2️⃣ Investitionen in unsere Stadt Zusätzlich wurde eine tatsächliche Erhöhung um 120 Punkte (auf insgesamt 1.240 %) beschlossen. Warum? Weil wir unsere städtische Infrastruktur erhalten und ausbauen müssen.
Die Gelder fließen direkt in Alsdorf:
🌳 in den Straßenunterhalt, unsere Gewässer sowie die Pflege unserer Parks und Grünanlagen (Zuschuss an die Technischen Dienste).
🚀 in die Schaffung von neuen Arbeitsplätzen und Gewerbeflächen durch den interkommunalen „Future Mobility Park“.
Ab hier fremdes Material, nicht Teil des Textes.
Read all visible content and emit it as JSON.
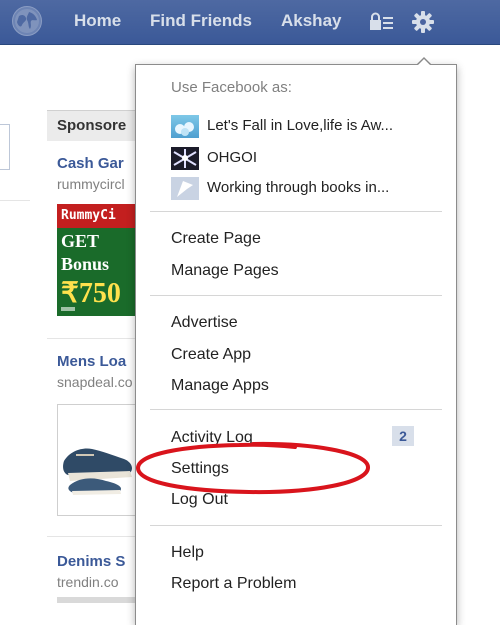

📉 Warum man Hebesätze nicht einfach von Stadt zu Stadt vergleichen kann: Oft wird gefragt, warum unser Hebesatz im Vergleich zu anderen Kommunen so hoch wirkt. Die Erklärung liegt im Wert eines einzelnen Prozentpunktes. In Alsdorf bringt ein Punkt bei der Grundsteuer B aktuell rund 11.500 Euro ein. In anderen, wirtschafts- oder flächenstärkeren Städten bringt ein einziger Punkt oft ein Vielfaches an Geld in die Kasse. Wenn wir in Alsdorf also Geld für die Straßenpflege benötigen, müssen wir den Hebesatz um mehr Punkte anheben, als es eine andere Stadt für exakt denselben Euro-Betrag tun müsste. Wer nur die Prozentpunkte der Städte vergleicht, vergleicht sprichwörtlich Äpfel mit Birnen.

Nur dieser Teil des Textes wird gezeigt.